Common trend in my SA symptoms

tool1919

Well-known member
Just wondering if anyone had noticed any similaritied in the exact situations with which they get anxious/show anxiety symptoms.

To give you an example of what i mean:

-- I think claustrophobia (although i've never thought i had this) is somewhat related to mine. I find i'm much more likely to blush/sweat etc if i'm talking to someone inside (for example in a meeting room) than outside in the open air, even though its just as bright, if not more so, outside. It may be because it's often warm and stuffy inside whereas i get some air or cool breeze outside.

-- This relates to my next point. I think that subconciously when i know i have 'an escape' then i'm more at ease. That may also be why i prefer outside. Many ways in which to escape as opposed to one door in many rooms. Also much prefer standing up when talking, feel more powerless to escape when i'm sitting down.

Overall, the worst situation for me is if i'm in a hot, stuffy meeting room, away from the door. I worry that if i get anxiety symptoms i won't be able to escape and this increased worry makes me more prone to get anxious and the cycle of worry about these situations continues.

Another common one which i get is that i'm more prone with particular people. I wouldn't say i have the worst SA. I can go to work and communicate all day with most people normally without getting anxious, but my boss makes me anxious and i aviod her when at all possible. Its not the authority thing either. Its just that one of my earliest memories of getting anxious around someone (and this is before she was my boss) was around her. Now i always get anxious around her and i keep asking myself why. There's no reason. She's nice (mostly) but its just an automatic reaction now.

God i hate this sometimes. Thanks for reading anyway even if you have nothing to say to this. Maybe someone can relate.[/i]
 

TAMPA-BAY

Well-known member
For me its a current or future social situation but honestly it can be realy unpridictable. Some times I see people that should give me a panic attack and i do just fine and some other times I get an epidose and I am left scratching my head as to what was it about that person. I sometimes wonder if there might be such a thing as situational anxiety.

Another common time for me is preformance time which I guess is related to social situation. Is there such a thing as peformance anxiety?
 
Another common one which i get is that i'm more prone with particular people.

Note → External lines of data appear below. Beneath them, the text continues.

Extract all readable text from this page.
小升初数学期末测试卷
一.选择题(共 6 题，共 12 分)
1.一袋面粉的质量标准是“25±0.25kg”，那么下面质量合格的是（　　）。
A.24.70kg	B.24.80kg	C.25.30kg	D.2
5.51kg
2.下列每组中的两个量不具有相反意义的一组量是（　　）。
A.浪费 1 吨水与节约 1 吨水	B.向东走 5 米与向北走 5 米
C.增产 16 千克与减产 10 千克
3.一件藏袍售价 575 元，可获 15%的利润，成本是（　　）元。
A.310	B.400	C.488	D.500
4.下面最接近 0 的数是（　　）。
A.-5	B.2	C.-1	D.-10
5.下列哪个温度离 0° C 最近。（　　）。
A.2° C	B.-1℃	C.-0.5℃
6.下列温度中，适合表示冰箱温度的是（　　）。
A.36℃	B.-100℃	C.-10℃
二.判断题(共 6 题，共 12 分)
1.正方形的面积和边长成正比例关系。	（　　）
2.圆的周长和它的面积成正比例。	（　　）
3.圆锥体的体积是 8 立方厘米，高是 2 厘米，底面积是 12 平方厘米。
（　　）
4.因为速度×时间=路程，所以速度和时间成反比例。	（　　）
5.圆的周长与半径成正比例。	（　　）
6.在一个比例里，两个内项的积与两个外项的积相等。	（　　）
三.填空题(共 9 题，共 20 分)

I wouldn't say i have the worst SA. I can go to work and communicate all day with most people normally without getting anxious, but my boss makes me anxious and i aviod her when at all possible. Its not the authority thing either. Its just that one of my earliest memories of getting anxious around someone (and this is before she was my boss) was around her. Now i always get anxious around her and i keep asking myself why. There's no reason. She's nice (mostly) but its just an automatic reaction now.

Yes I can relate to this definately, around some people I can be absolutely fine, infact I'll ask lots of questions etc. But then say I'm in a particular environment I freeze up and can't relax. I get nervous around my boss too because he seems quite shy and we've never had a proper conversation so it's kind of awkward. It' like I can switch from two different people. I notice if I'm around my friends and new people I can be fine but sometimes when I'm on my own it' just like ah! But then othertimes when it's just me and one other person in say a different environment I'd normally see them in (say a classroom) I can be chatty with them? Maybe it's just a fear of lots of people in the unknown? Or worrying if you've established a relationship where people think you're quiet/shy you can't break out of that role.
 

Zarrix

Well-known member
It is all extremely random. On somedays or around some people, you will be fine, but something or someone can tick it off and it all goes downhill. The last three days have been excellent. I have felt more confident, ive talked to a few people casually and havent let myself get down over stupid things. Strange thing, it is.
 

tool1919

Well-known member
Yeh, guess it is pretty random. Though i was sort of hoping that if i could find a pattern and understand it i could stop it. You're all right though, can be completely fine for several days and feeling good about yourself then the same situation the next day can trigger it and you're back to square one, feeling like a dick and about a foot tall. I think maybe we all overanalyse things too much sometimes instead of just being.